As one might expect, 30-day readmission rates refer to how many patients re-enter a given hospital’s care for any reason within 30 days of their original release. Usually, hospitals track this data for different kinds of patients depending on the hospital’s specialization (e.g. heart failure patients, heart attack patients, serious surgery, or pneumonia) as well as an overall 30-day readmission rate for the entire hospital. Hospitals track this data in order to help discern what aspects of their process, delivery of care, staffing, or general operation can be improved to help patients recover completely as a result of a single visit. These readmission rates are then adjusted for patients who have other conditions (comorbidities) that may make death or readmission more likely regardless of skilled care.
Many hospitals conduct large amounts of business with Medicare (a socialized healthcare distribution system designed to provide healthcare services to patients over the age of 65), particularly if the hospital is in an area with a high concentration of elderly citizens. A primary determinant of federal Medicare subsidies is a hospital’s 30-day readmission rate as well as its 30-day mortality rate. After measurement, individual hospital readmission rates are then compared to the U.S. national readmission rates. For example, if the entire estimated range of a hospitals 30-day readmission rates (both before and after adjustment for comorbidities) is below the U.S. national readmission rate, the hospital is deemed as performing above the U.S. national rate. If a hospital falls below the number of requisite measurable cases (usually 25, which may occur in many smaller hospitals) hospital readmission rates are unable to be measured correctly.
With the passage of the Affordable Care Act (also known as Obamacare) in 2010, hospitals are now facing additional incentive to lower their 30-day readmission rates. Those hospitals who are deemed poor-performing will forfeit 1-3 percent of their Medicare reimbursements through a financial penalization system that depends on how high their readmission rates are compared to the national rate.
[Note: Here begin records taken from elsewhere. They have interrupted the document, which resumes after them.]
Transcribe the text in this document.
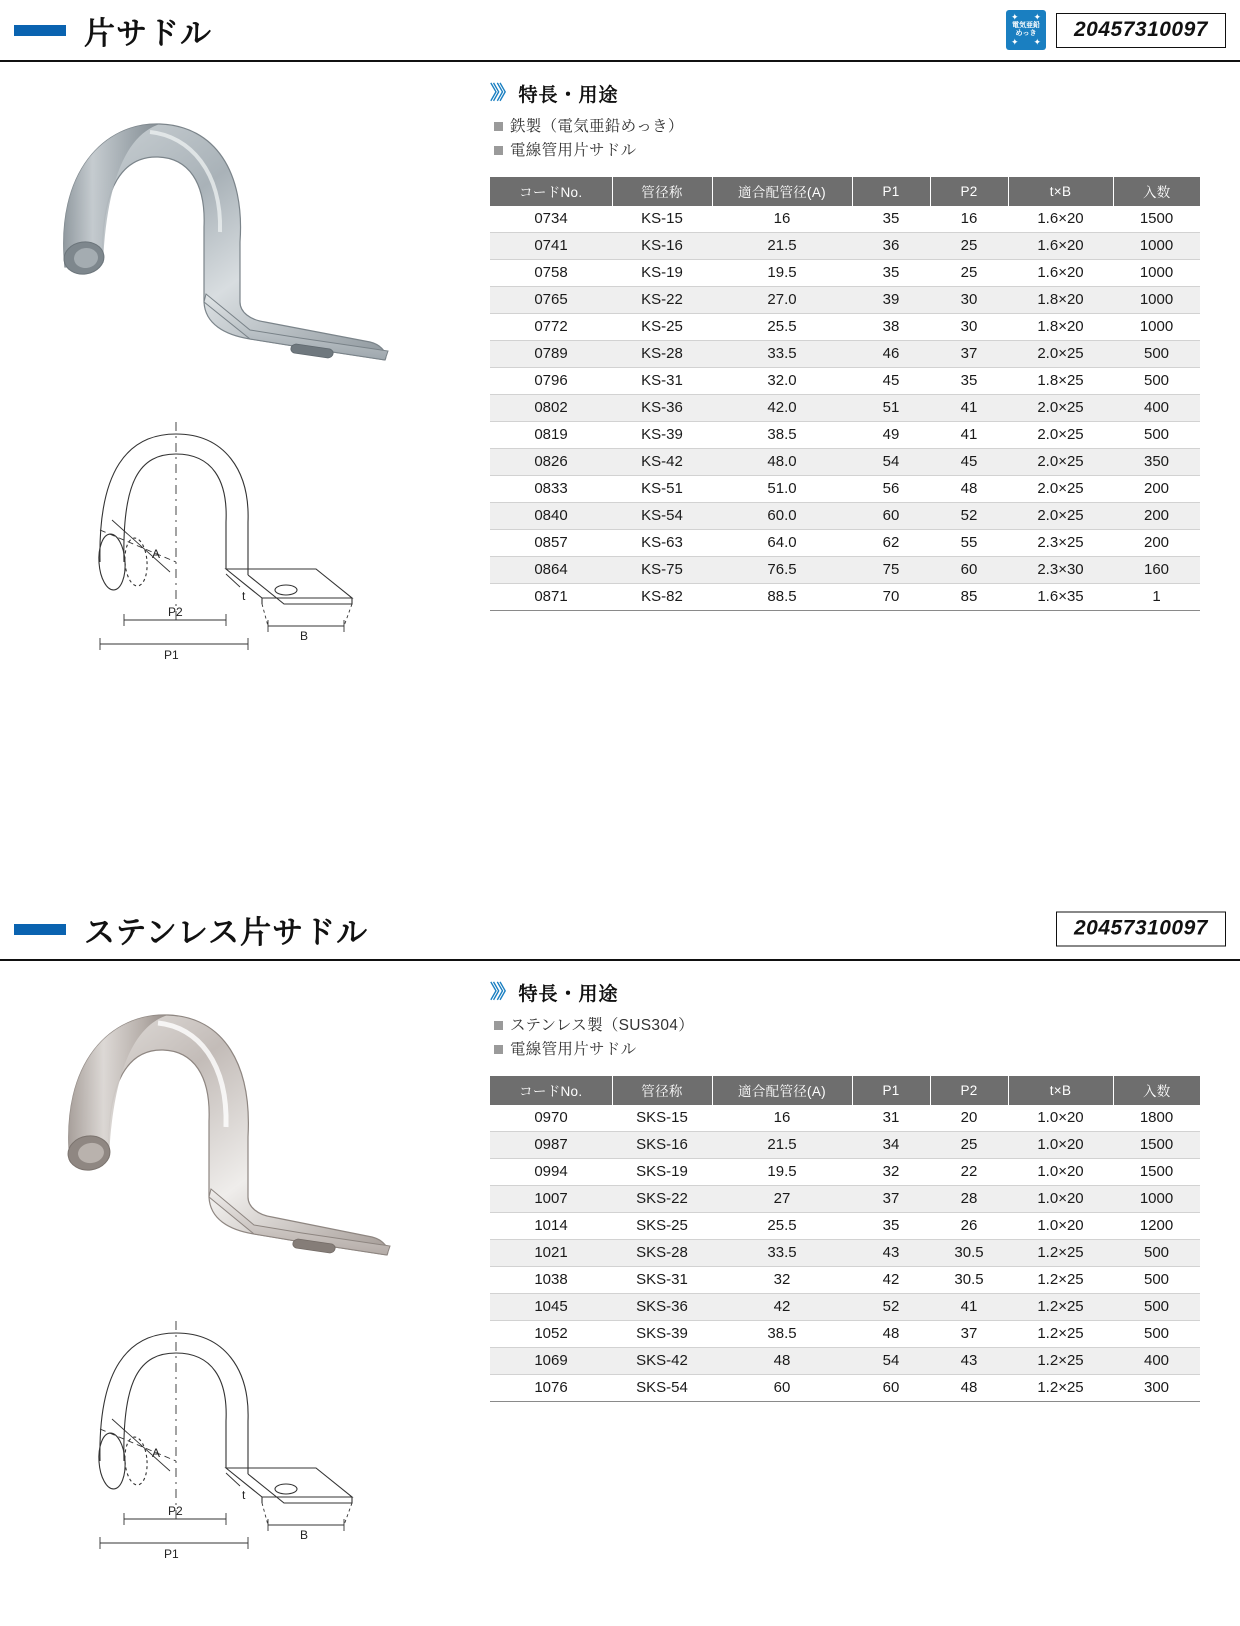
片サドル	✦ ✦
✦ ✦
電気亜鉛
めっき	20457310097
A
t
P2
P1
B
》》 特長・用途
鉄製（電気亜鉛めっき）
電線管用片サドル
コードNo.	管径称	適合配管径(A)	P1	P2	t×B	入数
0734	KS-15	16	35	16	1.6×20	1500
0741	KS-16	21.5	36	25	1.6×20	1000
0758	KS-19	19.5	35	25	1.6×20	1000
0765	KS-22	27.0	39	30	1.8×20	1000
0772	KS-25	25.5	38	30	1.8×20	1000
0789	KS-28	33.5	46	37	2.0×25	500
0796	KS-31	32.0	45	35	1.8×25	500
0802	KS-36	42.0	51	41	2.0×25	400
0819	KS-39	38.5	49	41	2.0×25	500
0826	KS-42	48.0	54	45	2.0×25	350
0833	KS-51	51.0	56	48	2.0×25	200
0840	KS-54	60.0	60	52	2.0×25	200
0857	KS-63	64.0	62	55	2.3×25	200
0864	KS-75	76.5	75	60	2.3×30	160
0871	KS-82	88.5	70	85	1.6×35	1
ステンレス片サドル	20457310097
A
t
P2
P1
B
》》 特長・用途
ステンレス製（SUS304）
電線管用片サドル
コードNo.	管径称	適合配管径(A)	P1	P2	t×B	入数
0970	SKS-15	16	31	20	1.0×20	1800
0987	SKS-16	21.5	34	25	1.0×20	1500
0994	SKS-19	19.5	32	22	1.0×20	1500
1007	SKS-22	27	37	28	1.0×20	1000
1014	SKS-25	25.5	35	26	1.0×20	1200
1021	SKS-28	33.5	43	30.5	1.2×25	500
1038	SKS-31	32	42	30.5	1.2×25	500
1045	SKS-36	42	52	41	1.2×25	500
1052	SKS-39	38.5	48	37	1.2×25	500
1069	SKS-42	48	54	43	1.2×25	400
1076	SKS-54	60	60	48	1.2×25	300
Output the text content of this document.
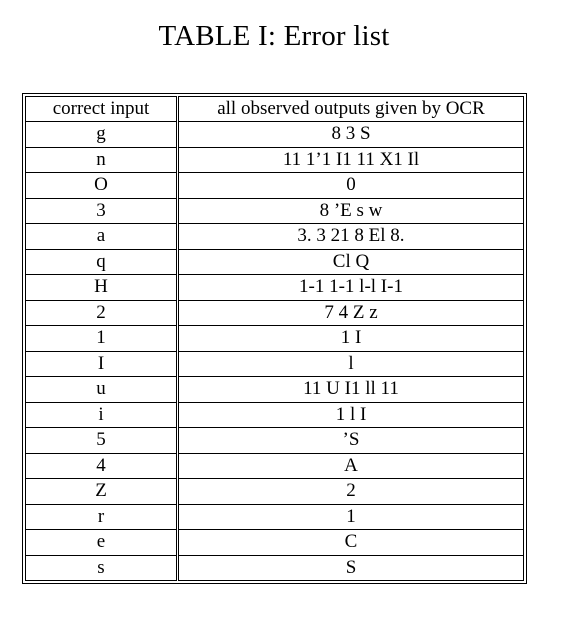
TABLE I: Error list
correct input	all observed outputs given by OCR
g	8 3 S
n	11 1’1 I1 11 X1 Il
O	0
3	8 ’E s w
a	3. 3 21 8 El 8.
q	Cl Q
H	1-1 1-1 l-l I-1
2	7 4 Z z
1	1 I
I	l
u	11 U I1 ll 11
i	1 l I
5	’S
4	A
Z	2
r	1
e	C
s	S
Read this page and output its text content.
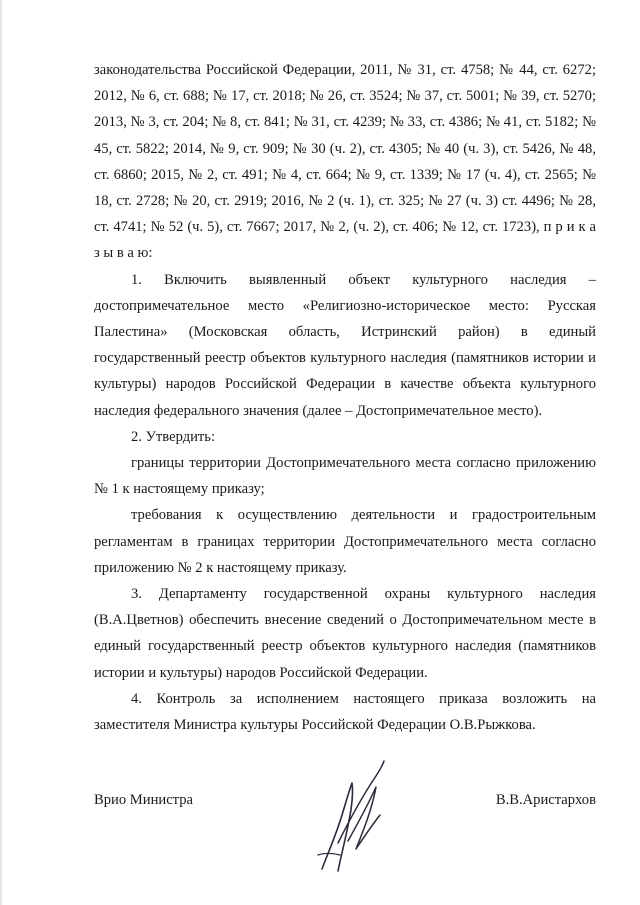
законодательства Российской Федерации, 2011, № 31, ст. 4758; № 44, ст. 6272; 2012, № 6, ст. 688; № 17, ст. 2018; № 26, ст. 3524; № 37, ст. 5001; № 39, ст. 5270; 2013, № 3, ст. 204; № 8, ст. 841; № 31, ст. 4239; № 33, ст. 4386; № 41, ст. 5182; № 45, ст. 5822; 2014, № 9, ст. 909; № 30 (ч. 2), ст. 4305; № 40 (ч. 3), ст. 5426, № 48, ст. 6860; 2015, № 2, ст. 491; № 4, ст. 664; № 9, ст. 1339; № 17 (ч. 4), ст. 2565; № 18, ст. 2728; № 20, ст. 2919; 2016, № 2 (ч. 1), ст. 325; № 27 (ч. 3) ст. 4496; № 28, ст. 4741; № 52 (ч. 5), ст. 7667; 2017, № 2, (ч. 2), ст. 406; № 12, ст. 1723), п р и к а з ы в а ю:

1. Включить выявленный объект культурного наследия – достопримечательное место «Религиозно-историческое место: Русская Палестина» (Московская область, Истринский район) в единый государственный реестр объектов культурного наследия (памятников истории и культуры) народов Российской Федерации в качестве объекта культурного наследия федерального значения (далее – Достопримечательное место).

2. Утвердить:

границы территории Достопримечательного места согласно приложению № 1 к настоящему приказу;

требования к осуществлению деятельности и градостроительным регламентам в границах территории Достопримечательного места согласно приложению № 2 к настоящему приказу.

3. Департаменту государственной охраны культурного наследия (В.А.Цветнов) обеспечить внесение сведений о Достопримечательном месте в единый государственный реестр объектов культурного наследия (памятников истории и культуры) народов Российской Федерации.

4. Контроль за исполнением настоящего приказа возложить на заместителя Министра культуры Российской Федерации О.В.Рыжкова.

Врио Министра	В.В.Аристархов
The Affordable Care Act has the potential to adversely affect the operation of smaller rural hospitals, as well as hospitals that primarily assist low-income families, as these hospitals tend to have smaller budgets than large healthcare providers with large labor pools and high capacity for advanced healthcare services.
Key strategies to reduce 30-day readmission rates include nurturing partnerships between physician groups and hospitals, awarding responsibility of medicine reconciliation to nurses, documenting follow-up examinations prior to discharge, and implementing the practice of sending all hospital patient treatment summaries to each patient’s primary care physician. Communication is absolutely essential: if physicians know how hospitals have been treating patients and vice versa, there is less potential for error at each juncture in the treatment process. Patients are therefore less likely to be readmitted, misdiagnosed, or treated ineffectively.